Health-Care: Still Hope in Reconciliation
The health-care reform bill passed by the U.S. Senate this morning “violates the long-standing federal policy against the use of federal funds for elective abortions and health plans that include such abortions,” the U.S. Conference of Catholic Bishops maintains.
The bill violates “a policy upheld in all health programs covered by the Hyde Amendment as well as in the Children’s Health Insurance Program, the Federal Employees Health Benefits Program—and now in the House-passed ‘Affordable Health Care for America Act,’” the bishops said.
In the legislation, “federal funds will help subsidize, and in some cases a federal agency will facilitate and promote, health plans that cover elective abortions,” the bishops said in a letter to senators Dec. 22. “All purchasers of such plans will be required to pay for other people’s abortions in a very direct and explicit way, through a separate premium check payment designed solely to pay for abortion,” they noted. “There is no provision for individuals to opt out of this abortion payment in federally subsidized plans, so people will be required by law to pay for other people’s abortions.”
But although the bill passed by a 60-39 vote, the process is not over, and there is still a chance lawmakers may listen to the concerns of the bishops, of Catholics and of pro-life Americans.
A Quinnipiac University survey Dec. 22 showed that 72% of Americans oppose public funding of abortion in health-care reform.
The bishops’ letter to senators also noted the bill’s lack of conscience protections for Catholic hospitals and conscientious objectors in the medical field. The bill, they said, “continues to fall short of the House-passed bill in preventing governmental discrimination against health-care providers that decline involvement in abortion.” It also “includes no conscience protection allowing Catholic and other institutions to provide and purchase health coverage consistent with their moral and religious convictions on other procedures.”

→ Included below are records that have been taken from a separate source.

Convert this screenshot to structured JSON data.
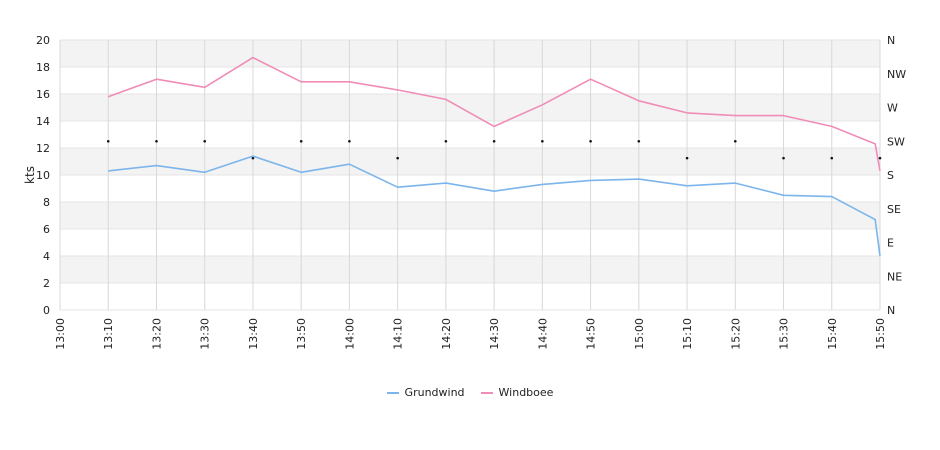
{
  "chart_data": {
    "type": "line",
    "ylabel": "kts",
    "ylim": [
      0,
      20
    ],
    "yticks": [
      "0",
      "2",
      "4",
      "6",
      "8",
      "10",
      "12",
      "14",
      "16",
      "18",
      "20"
    ],
    "direction_ticks": [
      "N",
      "NE",
      "E",
      "SE",
      "S",
      "SW",
      "W",
      "NW",
      "N"
    ],
    "x": [
      "13:00",
      "13:10",
      "13:20",
      "13:30",
      "13:40",
      "13:50",
      "14:00",
      "14:10",
      "14:20",
      "14:30",
      "14:40",
      "14:50",
      "15:00",
      "15:10",
      "15:20",
      "15:30",
      "15:40",
      "15:50"
    ],
    "grid": true,
    "legend_position": "bottom",
    "series": [
      {
        "name": "Grundwind",
        "color": "#7cb5ec",
        "points": [
          [
            1,
            10.3
          ],
          [
            2,
            10.7
          ],
          [
            3,
            10.2
          ],
          [
            4,
            11.4
          ],
          [
            5,
            10.2
          ],
          [
            6,
            10.8
          ],
          [
            7,
            9.1
          ],
          [
            8,
            9.4
          ],
          [
            9,
            8.8
          ],
          [
            10,
            9.3
          ],
          [
            11,
            9.6
          ],
          [
            12,
            9.7
          ],
          [
            13,
            9.2
          ],
          [
            14,
            9.4
          ],
          [
            15,
            8.5
          ],
          [
            16,
            8.4
          ],
          [
            16.9,
            6.7
          ],
          [
            17,
            4.0
          ]
        ]
      },
      {
        "name": "Windboee",
        "color": "#f08cb8",
        "points": [
          [
            1,
            15.8
          ],
          [
            2,
            17.1
          ],
          [
            3,
            16.5
          ],
          [
            4,
            18.7
          ],
          [
            5,
            16.9
          ],
          [
            6,
            16.9
          ],
          [
            7,
            16.3
          ],
          [
            8,
            15.6
          ],
          [
            9,
            13.6
          ],
          [
            10,
            15.2
          ],
          [
            11,
            17.1
          ],
          [
            12,
            15.5
          ],
          [
            13,
            14.6
          ],
          [
            14,
            14.4
          ],
          [
            15,
            14.4
          ],
          [
            16,
            13.6
          ],
          [
            16.9,
            12.3
          ],
          [
            17,
            10.3
          ]
        ]
      }
    ],
    "direction_points": [
      [
        1,
        225
      ],
      [
        2,
        225
      ],
      [
        3,
        225
      ],
      [
        4,
        202.5
      ],
      [
        5,
        225
      ],
      [
        6,
        225
      ],
      [
        7,
        202.5
      ],
      [
        8,
        225
      ],
      [
        9,
        225
      ],
      [
        10,
        225
      ],
      [
        11,
        225
      ],
      [
        12,
        225
      ],
      [
        13,
        202.5
      ],
      [
        14,
        225
      ],
      [
        15,
        202.5
      ],
      [
        16,
        202.5
      ],
      [
        17,
        202.5
      ]
    ]
  }
}
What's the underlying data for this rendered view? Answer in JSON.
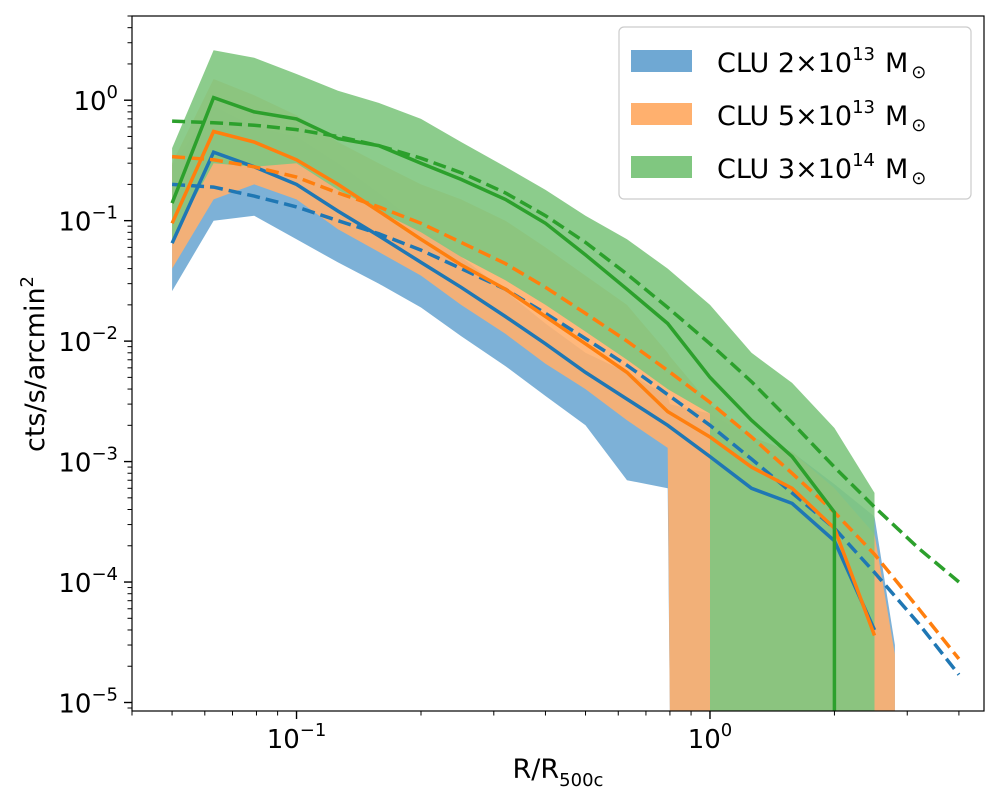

Now that the Senate has passed its version—in a vote this morning at 7:15—the bill will go into a process to reconcile it with the House version. The bishops said in their letter that the House version “keeps in place the long standing and widely supported federal policy against government funding of elective abortions and plans that include elective abortions” and “ensures that where federal funds are involved, people are not required to pay for other people’s abortions.”
“Regardless of the outcome in the Senate, we will work vigorously to incorporate into the final legislation our priorities for upholding abortion and conscience rights and long-standing current prohibitions on abortion funding,” they conclude. “We hope and pray that the Congress and the country will come together around genuine reform.”